Esta primavera boreal, el Colegio Norteamericano de Obstetras y Ginecólogos dijo en un comunicado que aunque los perfiles genéticos personalizados son "prometedores", "todavía no están listos para utilizarse en forma rutinaria" y no deberían ser alentados.

Sin embargo, las vivencias de quienes ya optaron por someterse a alguno de estos tests muestran que se sienten conformes. Guillermo Stein lo dice con franqueza: "Tengo 54 años y quiero tratar de vivir mucho", asegura. De sus frecuentes viajes al exterior trajo el interés por hacerse un análisis genético para conocer su riesgo a padecer diferentes enfermedades. "Estoy atento a las novedades -cuenta-, porque quiero prevenir. Empezó como una curiosidad. Siempre me preguntaba porqué los médicos te mandan a hacer chequeos todos los años y empiezan desde cero."

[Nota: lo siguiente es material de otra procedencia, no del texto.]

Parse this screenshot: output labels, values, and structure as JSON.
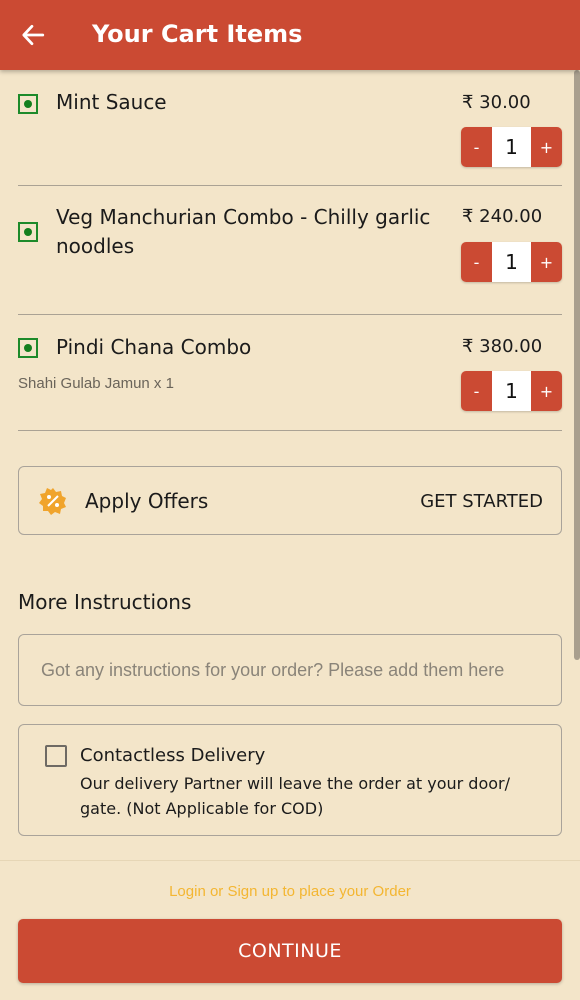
{
  "header": {
    "title": "Your Cart Items",
    "back_icon": "arrow-left-icon"
  },
  "cart": {
    "items": [
      {
        "name": "Mint Sauce",
        "price": "₹ 30.00",
        "quantity": "1",
        "addon": "",
        "veg": true
      },
      {
        "name": "Veg Manchurian Combo  - Chilly garlic noodles",
        "price": "₹ 240.00",
        "quantity": "1",
        "addon": "",
        "veg": true
      },
      {
        "name": "Pindi Chana Combo",
        "price": "₹ 380.00",
        "quantity": "1",
        "addon": "Shahi Gulab Jamun x 1",
        "veg": true
      }
    ],
    "decrement_label": "-",
    "increment_label": "+"
  },
  "offers": {
    "label": "Apply Offers",
    "action": "GET STARTED",
    "icon": "discount-badge-icon"
  },
  "instructions": {
    "title": "More Instructions",
    "placeholder": "Got any instructions for your order? Please add them here",
    "value": ""
  },
  "contactless": {
    "title": "Contactless Delivery",
    "description": "Our delivery Partner will leave the order at your door/ gate. (Not Applicable for COD)",
    "checked": false
  },
  "footer": {
    "login_prompt": "Login or Sign up to place your Order",
    "continue_label": "CONTINUE"
  },
  "colors": {
    "primary": "#cb4a33",
    "background": "#f3e5c9",
    "veg_green": "#137f1e",
    "offer_orange": "#f0a42c",
    "login_link": "#f3b632"
  }
}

Confiesa que, a medida que van pasando los años, "los amigos te asustan: a uno le encuentran tal cosa; a otro, otra...", por eso, cuando se enteró de que tenía la posibilidad de estudiar su "perfil genético" para la nutrición y la actividad física, se decidió.

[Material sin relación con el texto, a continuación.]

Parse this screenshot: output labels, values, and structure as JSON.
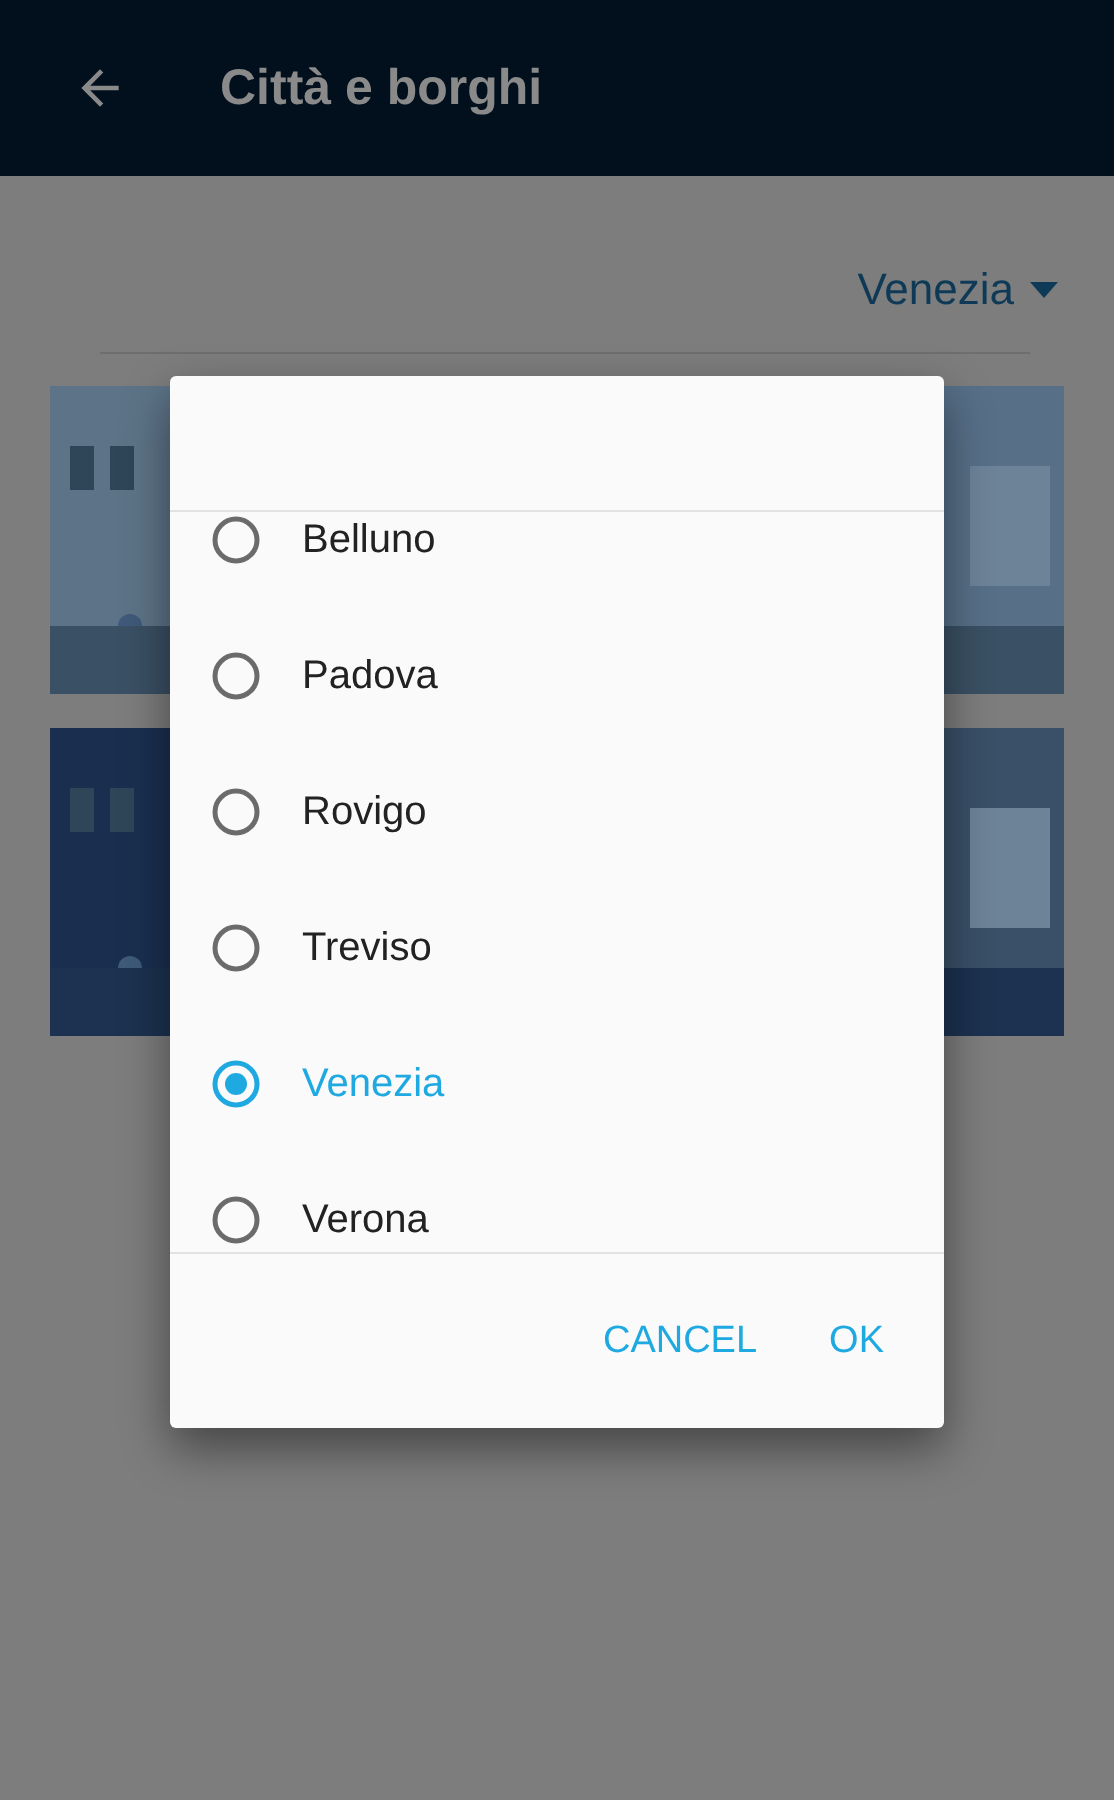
{
  "app_bar": {
    "title": "Città e borghi"
  },
  "region_select": {
    "value": "Venezia"
  },
  "dialog": {
    "options": [
      {
        "label": "Belluno",
        "selected": false
      },
      {
        "label": "Padova",
        "selected": false
      },
      {
        "label": "Rovigo",
        "selected": false
      },
      {
        "label": "Treviso",
        "selected": false
      },
      {
        "label": "Venezia",
        "selected": true
      },
      {
        "label": "Verona",
        "selected": false
      }
    ],
    "buttons": [
      "CANCEL",
      "OK"
    ]
  }
}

"Los resultados me llegaron hace tres meses y todavía no tuve tiempo de «ponerme las pilas» -confiesa-. Pero mi profesor de gimnasia y mi cardiólogo ya me dijeron que me convenía correr intensamente durante poco tiempo, en lugar de correr mucho tiempo y tranquilo." Y concluye: "Para mí, en el futuro vamos a llevar el ADN en el registro de conducir".

En su juventud, Víctor Vinue, hoy asesor de seguros, jugó en el seleccionado de hockey. De esas épocas conserva el interés por mantener su calidad de vida y su autonomía. De allí que, cuando su médico le sugirió la posibilidad de hacerse un estudio genético, aceptó de buen grado. "También me preocupaban ciertos antecedentes familiares de accidente cerebrovascular e hipertensión. Quería saber si a mí me esperaba lo mismo", cuenta.

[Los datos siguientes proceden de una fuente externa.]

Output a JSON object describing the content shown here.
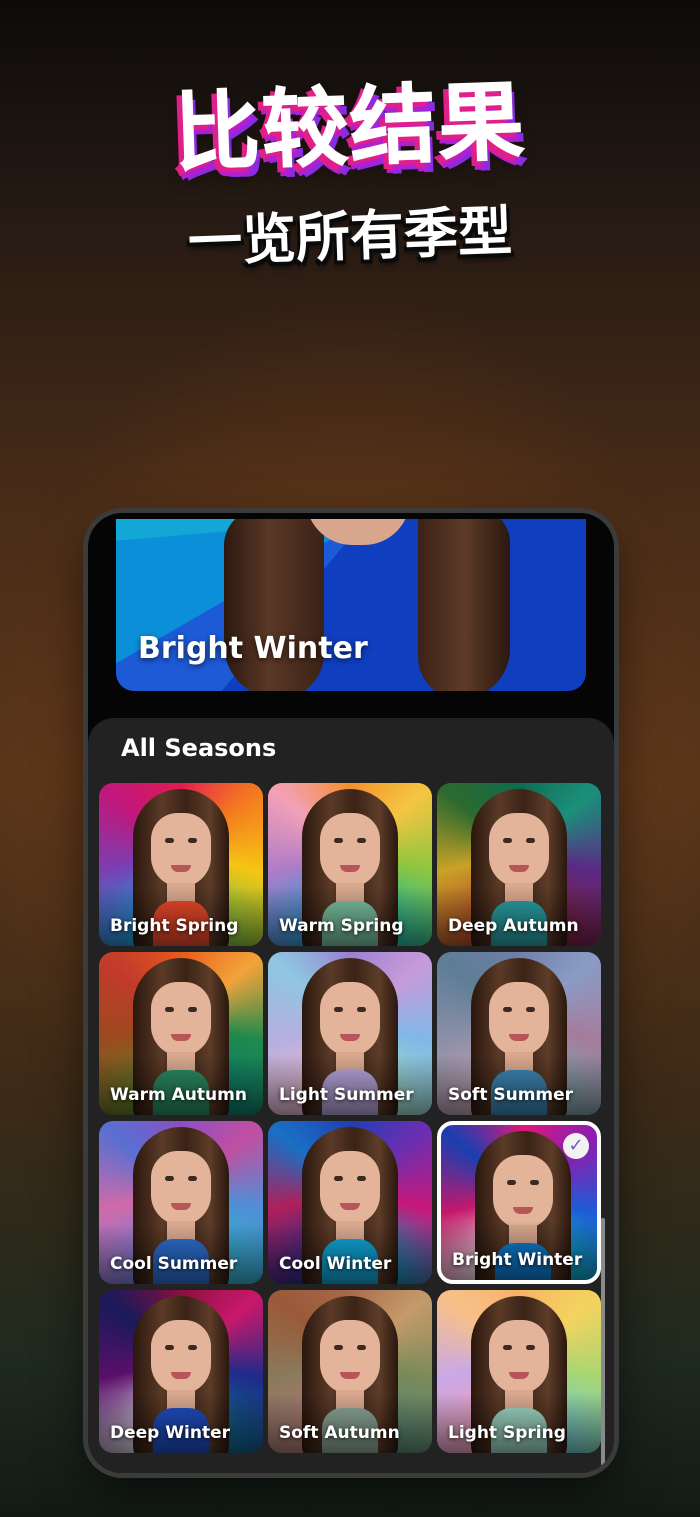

Precisamente, entre los resultados del estudio figura un mayor riesgo cardiovascular. "Eso me permite ir controlando -dice-. Hago una rutina de gimnasio, juego al fútbol y al hockey con los veteranos. También reduje la cantidad de grasas de mi dieta e incorporé más salmón y frutos secos, por ejemplo."

Vinue afirma que él quería saber cuáles eran sus vulnerabilidades y que se creía en condiciones de manejar la información. "Cuando uno llega a los cincuenta, empieza a preguntarse qué le queda por delante y cómo encarar esa parte de la vida", dice.

Carmen es ama de casa y se enteró de los estudios a través de un anuncio en Internet. "Me tomaron una muestra de saliva y esperé alrededor de un mes -recuerda-. Tengo una arritmia benigna desde hace muchos años y justamente me salió que tengo que cuidarme la parte coronaria, que me conviene practicar actividad física de menor intensidad y mayor duración y que tengo tendencia a tener altos niveles de colesterol.".

Fuente: Diario La Nación, 12 de febrero de 2013.